Abstract
This is a discussion on the article ‘Regularized Regression for Categorical Data’ by Tutz and Gertheiss.
Summary
I congratulate Tutz and Gertheiss (hereafter TG) for a comprehensive review on using regularized regression for modelling categorical data. A categorical variable is different from a metric variable in that at least one dummy variable is needed for one category when it is used in a model. This means that even when the total number of categorical variables is small, the resulting number of parameters needed to deal with the categories can be potentially huge. As a consequence, when the structures of these variables are of interest, the notion of sparsity is more complex than that for metric variables, and extra care is needed.
Tutz and Gertheiss (2016) have investigated two general classes of models where categorical variables can appear either as predictors or as responses. Since the main aim of this article is to introduce various penalties that can be useful for modelling categorical data, I focus on discussing some of the main issues related to this strategy and the more general question regarding modelling, motivated by the food spending data in the article.
Main comments
What model to use?
For the food spending data, presumably, there are infinitely many models one can fit. These models include the linear regression model as in equation (1) of TG with only the main effects, or the model in equation (1) with two-way interactions, or the ‘varying-coefficient’ model as in equation (9) of TG and many more. A data-driven approach to choose among these models is to use cross-validation (CV) and then pick the model that gives the smallest CV error. Chances are, however, that multiple models would fit the same data equally well. My first question is whether general guidelines could be provided as to what model(s) would be suitable for high-dimensional data, particularly for the food spending data. This is an important question for practitioners.
What penalty to use?
Having decided the model or the models to use, one is often faced with additional difficulties, one of which is overparametrization due to the large number of parameters needed, as we do not usually have enough data. This is where the notion of regularization is useful by trading unbiasedness for smaller variances. Smoothing or ridge-type regularization is useful towards this goal. Recent years have seen an increasing emphasis in reducing variance by zeroing variables or selection, as it often produces interpretable models. Nevertheless, as correctly pointed out by TG, choices need to be made with regard to what penalty to use. For the food spending data in particular, should we use a smoothing penalty, or a selection penalty, or a smoothing and selection penalty, or a fusion penalty, or some mixture of these or what? The answer to this question, of course, should presumably be guided by some prior beliefs. A difficulty is that after examining Figures 1 and 2, I have little clue which penalty would make more sense and why.
What criterion to use?
Having decided the model(s) and the penalty to use, the next important question is how to regularize. Should one use unweighted penalty or its weighted versions? Should one use CV as in TG or other information criteria for choosing the tuning parameters in the regularization? Leng et al. (2006) have highlighted that prediction-optimal criteria do not usually give models that have the same support as that of the true model. The CV approach used by the data analysis in TG is a prediction based method and is bound to find more significant variables than necessary in the asymptotic sense. An attractive alternative is to use the Bayesian information criterion (BIC) or its variants when dimension is high as advocated by Wang et al. (2009). The issue with the BIC is that it may be model dependent in the sense that it is sensitive to the assumptions made on the model error. In the context of the repeated measurements data discussed in TG, there is no obvious way to define the BIC for the fixed effects model when the within-subject correlation is ignored.

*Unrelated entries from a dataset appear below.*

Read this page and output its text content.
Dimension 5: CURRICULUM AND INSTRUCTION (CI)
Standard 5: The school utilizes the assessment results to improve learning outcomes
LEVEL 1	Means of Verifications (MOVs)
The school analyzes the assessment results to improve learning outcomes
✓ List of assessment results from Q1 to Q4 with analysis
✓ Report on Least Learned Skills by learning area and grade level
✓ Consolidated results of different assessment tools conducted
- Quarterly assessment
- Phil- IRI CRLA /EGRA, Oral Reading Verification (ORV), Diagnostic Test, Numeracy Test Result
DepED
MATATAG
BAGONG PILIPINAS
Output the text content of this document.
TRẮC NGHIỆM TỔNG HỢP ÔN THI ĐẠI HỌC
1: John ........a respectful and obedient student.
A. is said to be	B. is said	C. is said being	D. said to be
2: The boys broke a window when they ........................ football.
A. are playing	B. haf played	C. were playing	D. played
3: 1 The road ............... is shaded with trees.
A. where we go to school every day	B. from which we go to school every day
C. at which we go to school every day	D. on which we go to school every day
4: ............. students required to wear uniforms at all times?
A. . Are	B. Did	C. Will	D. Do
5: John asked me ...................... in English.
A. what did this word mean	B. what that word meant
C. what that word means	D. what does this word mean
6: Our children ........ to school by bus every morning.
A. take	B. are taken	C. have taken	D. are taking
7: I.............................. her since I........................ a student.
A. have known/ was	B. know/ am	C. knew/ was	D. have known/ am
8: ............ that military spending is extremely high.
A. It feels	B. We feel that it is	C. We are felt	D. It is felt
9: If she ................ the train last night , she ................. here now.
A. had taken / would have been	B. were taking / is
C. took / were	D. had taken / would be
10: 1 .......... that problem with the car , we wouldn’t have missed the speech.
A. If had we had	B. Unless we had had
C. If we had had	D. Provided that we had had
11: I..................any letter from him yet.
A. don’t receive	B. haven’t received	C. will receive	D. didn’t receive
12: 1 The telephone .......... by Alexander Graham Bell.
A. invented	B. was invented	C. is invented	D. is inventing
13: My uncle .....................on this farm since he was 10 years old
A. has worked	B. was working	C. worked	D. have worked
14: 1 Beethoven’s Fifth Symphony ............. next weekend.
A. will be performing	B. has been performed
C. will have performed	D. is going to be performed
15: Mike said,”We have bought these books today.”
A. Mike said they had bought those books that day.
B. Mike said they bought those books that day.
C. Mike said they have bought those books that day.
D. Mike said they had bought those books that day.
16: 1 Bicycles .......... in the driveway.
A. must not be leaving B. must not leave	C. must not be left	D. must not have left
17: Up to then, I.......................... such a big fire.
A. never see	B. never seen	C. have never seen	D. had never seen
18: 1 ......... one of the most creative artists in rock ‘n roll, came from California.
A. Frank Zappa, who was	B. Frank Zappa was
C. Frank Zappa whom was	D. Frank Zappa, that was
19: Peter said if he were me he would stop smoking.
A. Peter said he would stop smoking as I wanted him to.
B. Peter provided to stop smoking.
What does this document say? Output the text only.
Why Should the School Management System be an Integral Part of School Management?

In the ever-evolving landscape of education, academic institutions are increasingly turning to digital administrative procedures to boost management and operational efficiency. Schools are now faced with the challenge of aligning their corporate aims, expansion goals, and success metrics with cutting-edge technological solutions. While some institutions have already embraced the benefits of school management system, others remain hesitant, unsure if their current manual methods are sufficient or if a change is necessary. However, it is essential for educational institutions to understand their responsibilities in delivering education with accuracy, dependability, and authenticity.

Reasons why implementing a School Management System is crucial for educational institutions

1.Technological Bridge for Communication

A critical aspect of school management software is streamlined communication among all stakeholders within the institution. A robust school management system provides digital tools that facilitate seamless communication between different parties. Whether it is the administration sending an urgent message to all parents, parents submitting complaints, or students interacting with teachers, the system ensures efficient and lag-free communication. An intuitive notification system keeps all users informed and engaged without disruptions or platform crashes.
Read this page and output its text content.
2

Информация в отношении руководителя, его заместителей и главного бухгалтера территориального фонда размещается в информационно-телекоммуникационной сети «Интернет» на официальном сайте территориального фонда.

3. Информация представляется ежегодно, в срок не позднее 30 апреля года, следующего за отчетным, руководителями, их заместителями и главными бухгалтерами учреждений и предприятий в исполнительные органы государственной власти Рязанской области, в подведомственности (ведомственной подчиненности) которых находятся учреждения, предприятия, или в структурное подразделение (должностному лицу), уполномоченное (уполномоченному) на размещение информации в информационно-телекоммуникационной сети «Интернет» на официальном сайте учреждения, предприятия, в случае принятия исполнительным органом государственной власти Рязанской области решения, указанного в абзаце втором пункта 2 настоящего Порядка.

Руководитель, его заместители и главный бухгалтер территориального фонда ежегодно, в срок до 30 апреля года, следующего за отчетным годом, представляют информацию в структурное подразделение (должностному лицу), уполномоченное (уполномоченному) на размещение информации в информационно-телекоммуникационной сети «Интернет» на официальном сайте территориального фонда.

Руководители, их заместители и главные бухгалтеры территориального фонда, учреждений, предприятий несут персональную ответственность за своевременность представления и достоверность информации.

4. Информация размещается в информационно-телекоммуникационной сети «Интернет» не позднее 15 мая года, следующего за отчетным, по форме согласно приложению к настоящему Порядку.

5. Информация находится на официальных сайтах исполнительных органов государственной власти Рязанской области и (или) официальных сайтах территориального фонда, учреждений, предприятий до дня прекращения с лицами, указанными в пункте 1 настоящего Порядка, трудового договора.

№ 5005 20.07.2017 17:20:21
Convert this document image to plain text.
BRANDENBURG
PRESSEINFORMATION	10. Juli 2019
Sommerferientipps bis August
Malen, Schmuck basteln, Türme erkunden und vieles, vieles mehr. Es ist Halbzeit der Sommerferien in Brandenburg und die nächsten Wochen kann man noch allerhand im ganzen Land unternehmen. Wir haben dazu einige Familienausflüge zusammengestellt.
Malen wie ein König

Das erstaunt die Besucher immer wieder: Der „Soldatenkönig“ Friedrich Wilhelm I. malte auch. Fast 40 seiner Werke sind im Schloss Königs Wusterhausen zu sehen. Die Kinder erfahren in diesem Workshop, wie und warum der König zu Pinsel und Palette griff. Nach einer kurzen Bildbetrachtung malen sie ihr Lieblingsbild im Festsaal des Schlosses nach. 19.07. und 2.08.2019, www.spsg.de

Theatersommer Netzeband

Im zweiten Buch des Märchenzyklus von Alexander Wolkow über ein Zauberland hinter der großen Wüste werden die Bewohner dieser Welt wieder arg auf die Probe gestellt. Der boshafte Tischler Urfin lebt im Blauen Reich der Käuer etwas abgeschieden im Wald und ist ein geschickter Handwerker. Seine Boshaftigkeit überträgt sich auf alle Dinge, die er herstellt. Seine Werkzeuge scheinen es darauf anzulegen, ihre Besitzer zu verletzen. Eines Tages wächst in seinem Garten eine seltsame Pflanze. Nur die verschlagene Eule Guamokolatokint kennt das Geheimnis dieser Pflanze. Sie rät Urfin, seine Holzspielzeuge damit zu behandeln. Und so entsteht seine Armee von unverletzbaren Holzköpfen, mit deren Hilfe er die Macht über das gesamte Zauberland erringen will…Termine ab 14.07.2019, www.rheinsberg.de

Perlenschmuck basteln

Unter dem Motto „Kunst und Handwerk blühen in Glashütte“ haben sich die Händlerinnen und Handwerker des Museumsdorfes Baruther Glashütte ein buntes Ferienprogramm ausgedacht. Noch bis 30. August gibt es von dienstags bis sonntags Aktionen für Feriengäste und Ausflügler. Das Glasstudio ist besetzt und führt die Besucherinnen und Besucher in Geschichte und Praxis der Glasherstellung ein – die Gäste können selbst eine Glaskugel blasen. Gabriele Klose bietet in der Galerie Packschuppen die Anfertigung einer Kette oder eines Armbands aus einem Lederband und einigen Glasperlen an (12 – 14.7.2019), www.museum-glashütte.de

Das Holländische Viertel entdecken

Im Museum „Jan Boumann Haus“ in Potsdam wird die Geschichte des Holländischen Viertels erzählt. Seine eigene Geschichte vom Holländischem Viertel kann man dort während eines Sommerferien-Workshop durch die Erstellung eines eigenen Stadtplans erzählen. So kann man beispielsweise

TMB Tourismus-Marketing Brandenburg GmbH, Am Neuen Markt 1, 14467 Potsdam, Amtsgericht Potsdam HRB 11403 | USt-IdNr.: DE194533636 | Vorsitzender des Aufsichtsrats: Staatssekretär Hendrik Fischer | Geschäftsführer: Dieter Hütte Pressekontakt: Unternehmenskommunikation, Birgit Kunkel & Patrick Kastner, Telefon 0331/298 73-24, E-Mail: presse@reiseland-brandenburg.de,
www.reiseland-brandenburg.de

Mixed models for smoothing and selection
The connection between a generalized additive model and a mixed model allows one to estimate the tuning parameter in the former via (restricted) maximum likelihood, when the effects of categorical predictors are to be smoothed. This connection is briefly surveyed by the article. When the main interest is to select predictors, in principle, we can replace the i.i.d. Gaussian assumption on the differences as in Section 3.2.1 by an i.i.d. Laplace assumption. A disadvantage of this approach is, however, that it is not immediately clear how one may derive the maximum likelihood estimators of the tuning parameters, as this new formulation does not give tractable approximation to the marginal likelihood. I wonder whether a principled approach using the mixed model formulation can be developed when the main interest is on selection.
Mixed effects or fixed effects?
In Section 5, TG has differentiated a fixed effects model from a mixed effects model. If one is dealing with repeated measures data as in the fixed effects model in equation (19), I wonder whether there is a natural way of taking into account the correlations of the repeated measurements. Presumably, the model in equation (21) was fitted using a likelihood assuming repeated measures are independent. While this is alright as far as the consistency of the estimated parameters is concerned, a loss in estimation efficiency seems inevitable if correlations are present. The model in equation (21) also suggests an interesting way to cluster longitudinal profiles of the subjects by penalizing pairwise differences of
Conclusion
For the food spending data, it would be good to have definite answers to what model(s) is recommended, with what penalty to regularize and with what criterion to determine the tuning parameter(s).
Via the method of regularization, we now have an extra set of tools for dealing with categorical variables in a high-dimensional set-up, as clearly demonstrated by TG. Tutz and Gertheiss are to be congratulated again for bringing to our attention the versatility of these powerful tools.